Sullivan is a member of the Mount Pleasant Gaming Association, a registered student organization focused on bringing people together to play different types of non-electronic games.
Mount Pleasant resident Allen Shock said he helped found the club in 1986.
“(MPGA) allows all kinds of games, role playing games, board games, card games,” Shock said. “But we prefer games that don’t require batteries.”
He said the club offers an alternative option to students who don’t like going to the bar.
Sullivan, a Grant sophomore, said he has been attending the weekly gathering since last year after his girlfriend and club president Hannah Jenkins introduced him to the club.

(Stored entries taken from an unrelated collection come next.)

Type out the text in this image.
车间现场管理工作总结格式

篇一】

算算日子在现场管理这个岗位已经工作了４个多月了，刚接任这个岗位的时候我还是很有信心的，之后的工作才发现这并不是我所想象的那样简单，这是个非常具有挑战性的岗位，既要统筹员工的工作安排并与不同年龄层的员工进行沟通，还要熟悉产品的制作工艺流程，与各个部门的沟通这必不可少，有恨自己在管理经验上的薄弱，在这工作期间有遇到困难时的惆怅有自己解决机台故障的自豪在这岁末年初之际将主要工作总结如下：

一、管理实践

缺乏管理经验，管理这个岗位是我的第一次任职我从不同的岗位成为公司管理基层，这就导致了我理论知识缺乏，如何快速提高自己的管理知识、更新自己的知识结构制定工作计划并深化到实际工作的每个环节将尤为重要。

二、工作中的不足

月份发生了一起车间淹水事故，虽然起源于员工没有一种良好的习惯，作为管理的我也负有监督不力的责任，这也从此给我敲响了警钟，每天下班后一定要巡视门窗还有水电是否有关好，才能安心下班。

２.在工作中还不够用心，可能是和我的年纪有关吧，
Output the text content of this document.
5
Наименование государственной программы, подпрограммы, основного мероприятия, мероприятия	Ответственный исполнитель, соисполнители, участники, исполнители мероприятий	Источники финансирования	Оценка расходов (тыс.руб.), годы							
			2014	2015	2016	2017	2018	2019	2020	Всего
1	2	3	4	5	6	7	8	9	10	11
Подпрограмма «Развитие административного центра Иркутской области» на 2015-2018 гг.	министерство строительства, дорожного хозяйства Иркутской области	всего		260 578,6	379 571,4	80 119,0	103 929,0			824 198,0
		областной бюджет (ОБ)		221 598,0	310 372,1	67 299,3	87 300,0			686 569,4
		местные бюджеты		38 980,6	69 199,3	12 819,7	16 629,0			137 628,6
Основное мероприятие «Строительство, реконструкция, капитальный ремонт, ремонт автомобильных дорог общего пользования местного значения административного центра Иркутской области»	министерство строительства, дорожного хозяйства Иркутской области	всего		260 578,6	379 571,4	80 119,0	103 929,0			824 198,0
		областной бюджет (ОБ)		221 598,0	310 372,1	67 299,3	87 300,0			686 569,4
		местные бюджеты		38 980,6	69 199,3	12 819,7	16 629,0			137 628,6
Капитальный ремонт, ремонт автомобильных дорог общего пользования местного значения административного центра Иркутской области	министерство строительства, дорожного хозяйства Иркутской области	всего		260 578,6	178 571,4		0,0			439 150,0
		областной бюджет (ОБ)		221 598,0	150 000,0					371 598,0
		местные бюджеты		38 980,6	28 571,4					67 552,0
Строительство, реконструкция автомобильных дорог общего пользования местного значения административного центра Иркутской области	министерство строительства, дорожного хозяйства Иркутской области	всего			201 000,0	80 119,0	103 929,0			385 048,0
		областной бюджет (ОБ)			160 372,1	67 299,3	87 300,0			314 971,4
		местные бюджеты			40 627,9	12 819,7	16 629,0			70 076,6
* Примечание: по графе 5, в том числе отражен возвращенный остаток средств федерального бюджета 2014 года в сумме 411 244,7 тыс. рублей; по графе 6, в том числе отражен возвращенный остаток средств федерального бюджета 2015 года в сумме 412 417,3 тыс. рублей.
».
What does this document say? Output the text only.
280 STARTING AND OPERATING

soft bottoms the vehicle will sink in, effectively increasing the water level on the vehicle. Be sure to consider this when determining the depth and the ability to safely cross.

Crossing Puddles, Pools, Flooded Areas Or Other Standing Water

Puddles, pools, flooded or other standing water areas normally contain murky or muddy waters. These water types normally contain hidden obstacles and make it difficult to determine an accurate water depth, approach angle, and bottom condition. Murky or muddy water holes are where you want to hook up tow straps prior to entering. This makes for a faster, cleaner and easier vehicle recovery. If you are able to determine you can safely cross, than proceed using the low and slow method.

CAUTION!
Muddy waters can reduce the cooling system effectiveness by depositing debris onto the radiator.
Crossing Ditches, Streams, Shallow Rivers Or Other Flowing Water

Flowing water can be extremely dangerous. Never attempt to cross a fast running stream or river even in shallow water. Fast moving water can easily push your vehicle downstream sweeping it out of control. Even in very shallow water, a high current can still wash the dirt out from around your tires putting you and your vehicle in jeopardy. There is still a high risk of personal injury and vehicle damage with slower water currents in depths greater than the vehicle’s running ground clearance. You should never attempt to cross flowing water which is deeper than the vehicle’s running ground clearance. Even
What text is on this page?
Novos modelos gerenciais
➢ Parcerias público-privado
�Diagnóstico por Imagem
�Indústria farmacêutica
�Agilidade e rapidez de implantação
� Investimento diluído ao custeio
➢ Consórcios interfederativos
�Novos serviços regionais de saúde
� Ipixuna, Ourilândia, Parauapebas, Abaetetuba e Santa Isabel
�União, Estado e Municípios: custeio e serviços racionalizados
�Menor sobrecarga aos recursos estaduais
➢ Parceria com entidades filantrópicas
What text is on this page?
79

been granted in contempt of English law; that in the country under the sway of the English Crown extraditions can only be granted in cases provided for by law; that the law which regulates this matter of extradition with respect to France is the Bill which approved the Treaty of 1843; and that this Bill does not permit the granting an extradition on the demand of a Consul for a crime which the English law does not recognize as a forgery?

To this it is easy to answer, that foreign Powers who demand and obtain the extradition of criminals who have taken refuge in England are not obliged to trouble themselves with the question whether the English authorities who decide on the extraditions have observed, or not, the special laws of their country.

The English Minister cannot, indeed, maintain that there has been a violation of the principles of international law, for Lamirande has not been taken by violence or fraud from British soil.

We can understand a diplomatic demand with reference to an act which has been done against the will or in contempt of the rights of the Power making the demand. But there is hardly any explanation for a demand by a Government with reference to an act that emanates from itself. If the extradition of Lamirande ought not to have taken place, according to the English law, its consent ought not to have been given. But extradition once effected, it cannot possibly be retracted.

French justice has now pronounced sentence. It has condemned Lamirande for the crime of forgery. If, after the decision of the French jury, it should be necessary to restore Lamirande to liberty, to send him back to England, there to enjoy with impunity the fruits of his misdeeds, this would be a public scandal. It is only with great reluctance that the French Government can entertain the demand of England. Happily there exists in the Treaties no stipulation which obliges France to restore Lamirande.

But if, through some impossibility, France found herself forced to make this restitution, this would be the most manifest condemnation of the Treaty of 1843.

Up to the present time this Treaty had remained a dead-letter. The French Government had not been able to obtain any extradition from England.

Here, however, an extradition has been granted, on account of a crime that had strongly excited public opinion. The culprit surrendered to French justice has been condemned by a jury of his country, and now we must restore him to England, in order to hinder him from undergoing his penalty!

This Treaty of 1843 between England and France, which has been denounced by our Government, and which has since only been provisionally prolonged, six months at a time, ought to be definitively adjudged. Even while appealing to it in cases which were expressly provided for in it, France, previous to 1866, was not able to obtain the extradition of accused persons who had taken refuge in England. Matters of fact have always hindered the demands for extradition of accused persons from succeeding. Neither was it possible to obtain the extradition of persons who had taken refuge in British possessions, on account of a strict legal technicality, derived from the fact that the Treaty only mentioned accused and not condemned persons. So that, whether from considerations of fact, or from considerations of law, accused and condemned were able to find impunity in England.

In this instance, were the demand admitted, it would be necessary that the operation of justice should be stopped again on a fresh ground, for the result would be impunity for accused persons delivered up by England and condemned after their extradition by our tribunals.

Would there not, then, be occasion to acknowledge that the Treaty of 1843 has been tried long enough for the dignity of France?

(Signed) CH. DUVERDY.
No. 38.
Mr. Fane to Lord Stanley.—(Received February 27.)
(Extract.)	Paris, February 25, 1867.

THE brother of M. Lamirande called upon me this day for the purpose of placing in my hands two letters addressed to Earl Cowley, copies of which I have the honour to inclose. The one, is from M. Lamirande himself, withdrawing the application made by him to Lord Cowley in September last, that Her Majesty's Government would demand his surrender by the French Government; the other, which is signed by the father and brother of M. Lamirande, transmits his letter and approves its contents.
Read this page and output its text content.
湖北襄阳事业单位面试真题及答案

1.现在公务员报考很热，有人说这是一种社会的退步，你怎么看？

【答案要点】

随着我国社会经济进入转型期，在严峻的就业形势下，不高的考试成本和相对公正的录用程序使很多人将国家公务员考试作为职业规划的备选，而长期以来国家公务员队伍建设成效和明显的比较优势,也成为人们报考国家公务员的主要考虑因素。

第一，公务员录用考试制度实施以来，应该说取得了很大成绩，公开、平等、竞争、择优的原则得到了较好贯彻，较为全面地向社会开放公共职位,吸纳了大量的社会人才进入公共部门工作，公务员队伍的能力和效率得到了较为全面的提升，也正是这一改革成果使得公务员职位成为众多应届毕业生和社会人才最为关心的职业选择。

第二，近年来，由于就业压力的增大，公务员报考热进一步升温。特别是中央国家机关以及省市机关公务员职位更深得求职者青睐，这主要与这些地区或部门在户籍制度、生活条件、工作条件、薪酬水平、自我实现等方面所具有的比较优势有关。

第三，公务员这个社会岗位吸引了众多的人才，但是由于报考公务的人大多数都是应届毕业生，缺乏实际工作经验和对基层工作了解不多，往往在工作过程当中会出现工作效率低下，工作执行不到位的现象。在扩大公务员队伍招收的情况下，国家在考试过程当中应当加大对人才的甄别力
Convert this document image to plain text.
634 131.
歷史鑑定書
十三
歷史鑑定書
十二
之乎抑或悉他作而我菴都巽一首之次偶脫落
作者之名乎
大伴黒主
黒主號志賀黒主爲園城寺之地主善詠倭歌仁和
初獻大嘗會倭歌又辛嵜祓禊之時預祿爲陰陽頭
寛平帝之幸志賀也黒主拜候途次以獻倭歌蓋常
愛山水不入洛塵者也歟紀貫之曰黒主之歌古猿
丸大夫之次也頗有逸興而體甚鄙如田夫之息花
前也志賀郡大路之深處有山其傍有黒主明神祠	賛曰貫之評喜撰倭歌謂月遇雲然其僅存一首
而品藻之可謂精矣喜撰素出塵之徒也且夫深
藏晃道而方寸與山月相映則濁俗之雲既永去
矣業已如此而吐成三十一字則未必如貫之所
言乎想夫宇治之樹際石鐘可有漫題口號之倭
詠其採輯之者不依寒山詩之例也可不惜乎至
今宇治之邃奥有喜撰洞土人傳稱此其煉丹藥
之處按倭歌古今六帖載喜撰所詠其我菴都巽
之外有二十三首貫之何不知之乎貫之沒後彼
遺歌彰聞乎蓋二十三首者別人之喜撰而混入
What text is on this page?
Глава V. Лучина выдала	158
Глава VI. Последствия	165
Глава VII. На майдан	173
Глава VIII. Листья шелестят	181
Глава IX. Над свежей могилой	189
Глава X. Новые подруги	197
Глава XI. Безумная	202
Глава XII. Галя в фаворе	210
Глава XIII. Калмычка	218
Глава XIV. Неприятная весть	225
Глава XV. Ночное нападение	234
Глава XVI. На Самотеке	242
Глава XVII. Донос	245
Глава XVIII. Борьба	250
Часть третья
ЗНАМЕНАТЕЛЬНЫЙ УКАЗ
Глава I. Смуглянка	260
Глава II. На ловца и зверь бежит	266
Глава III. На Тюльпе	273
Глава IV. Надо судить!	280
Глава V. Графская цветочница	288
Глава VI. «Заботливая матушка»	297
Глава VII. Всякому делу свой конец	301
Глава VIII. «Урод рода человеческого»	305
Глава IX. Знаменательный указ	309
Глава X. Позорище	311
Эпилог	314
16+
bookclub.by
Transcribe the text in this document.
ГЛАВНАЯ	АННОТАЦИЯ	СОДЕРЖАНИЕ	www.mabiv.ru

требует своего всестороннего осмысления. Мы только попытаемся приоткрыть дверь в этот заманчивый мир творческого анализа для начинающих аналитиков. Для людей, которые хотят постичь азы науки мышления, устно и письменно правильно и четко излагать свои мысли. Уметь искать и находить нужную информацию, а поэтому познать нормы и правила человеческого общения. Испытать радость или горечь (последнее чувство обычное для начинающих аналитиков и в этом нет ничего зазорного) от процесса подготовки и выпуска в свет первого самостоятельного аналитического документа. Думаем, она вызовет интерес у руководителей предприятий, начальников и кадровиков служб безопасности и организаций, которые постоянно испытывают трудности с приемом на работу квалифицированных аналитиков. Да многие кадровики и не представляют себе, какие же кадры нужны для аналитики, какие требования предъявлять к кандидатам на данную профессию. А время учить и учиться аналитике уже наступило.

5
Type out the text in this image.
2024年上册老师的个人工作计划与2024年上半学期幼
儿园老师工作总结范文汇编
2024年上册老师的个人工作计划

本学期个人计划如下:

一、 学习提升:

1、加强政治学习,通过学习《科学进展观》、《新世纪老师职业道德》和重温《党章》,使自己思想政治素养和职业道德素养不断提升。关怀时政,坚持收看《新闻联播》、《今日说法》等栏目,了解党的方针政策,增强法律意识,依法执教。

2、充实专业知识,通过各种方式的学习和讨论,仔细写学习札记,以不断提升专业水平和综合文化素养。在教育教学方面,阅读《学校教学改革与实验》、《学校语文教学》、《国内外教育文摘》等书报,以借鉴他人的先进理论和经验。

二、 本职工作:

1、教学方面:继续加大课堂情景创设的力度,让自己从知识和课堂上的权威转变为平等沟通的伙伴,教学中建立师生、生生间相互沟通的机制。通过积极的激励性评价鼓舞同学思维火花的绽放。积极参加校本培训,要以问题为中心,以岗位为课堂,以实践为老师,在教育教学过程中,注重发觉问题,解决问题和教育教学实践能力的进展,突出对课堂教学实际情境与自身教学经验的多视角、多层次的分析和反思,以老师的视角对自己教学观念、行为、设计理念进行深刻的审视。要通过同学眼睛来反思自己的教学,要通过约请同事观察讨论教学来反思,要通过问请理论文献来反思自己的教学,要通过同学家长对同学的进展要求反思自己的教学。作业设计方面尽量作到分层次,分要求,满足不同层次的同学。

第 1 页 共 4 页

“Last year, I played ‘Axis and Allies,’ ‘Command and Conquer’ and other games like that,” Sullivan said. “But this year, I am playing role playing games like ‘Marvel Superheroes’.”
He said the weekly get-together is always full of “good times and good people.”
That is the atmosphere Shock said he has tried to cultivate throughout the two-and-a-half decades of weekly gaming arranged by the group.
MPGA’s faculty advisor Larry Brunner said he likes the group of people who come every week.
“We have a really good mix of people,” the associate professor of economics said. “There are students, people within the town and a few who commute every week.”
One of those commuters is Grace Daines, who has made the trek from Midland every week with her husband Joe since January.
She said after her three children went off to school, they were looking for more people to play games with.
“We stumbled upon the club while looking for people to play with,” she said, “and we have been coming back every week.”
Former CMU student Ben Wolpoff said he started attending the club when he was a student and still makes the commute every week from his hometown of Chelsea.
“My entire social group is still up here,” he said. “So I come up every Thursday and stay for the weekend.”
One of the reasons the RSO is so unique, Wolpoff said, is many students continue coming even after leaving Central Michigan University.
Shock said they are always looking to expand too.
“We could definitely use more people, especially to run games,” Shock said. “Plus it’s free to join, there are no dues.”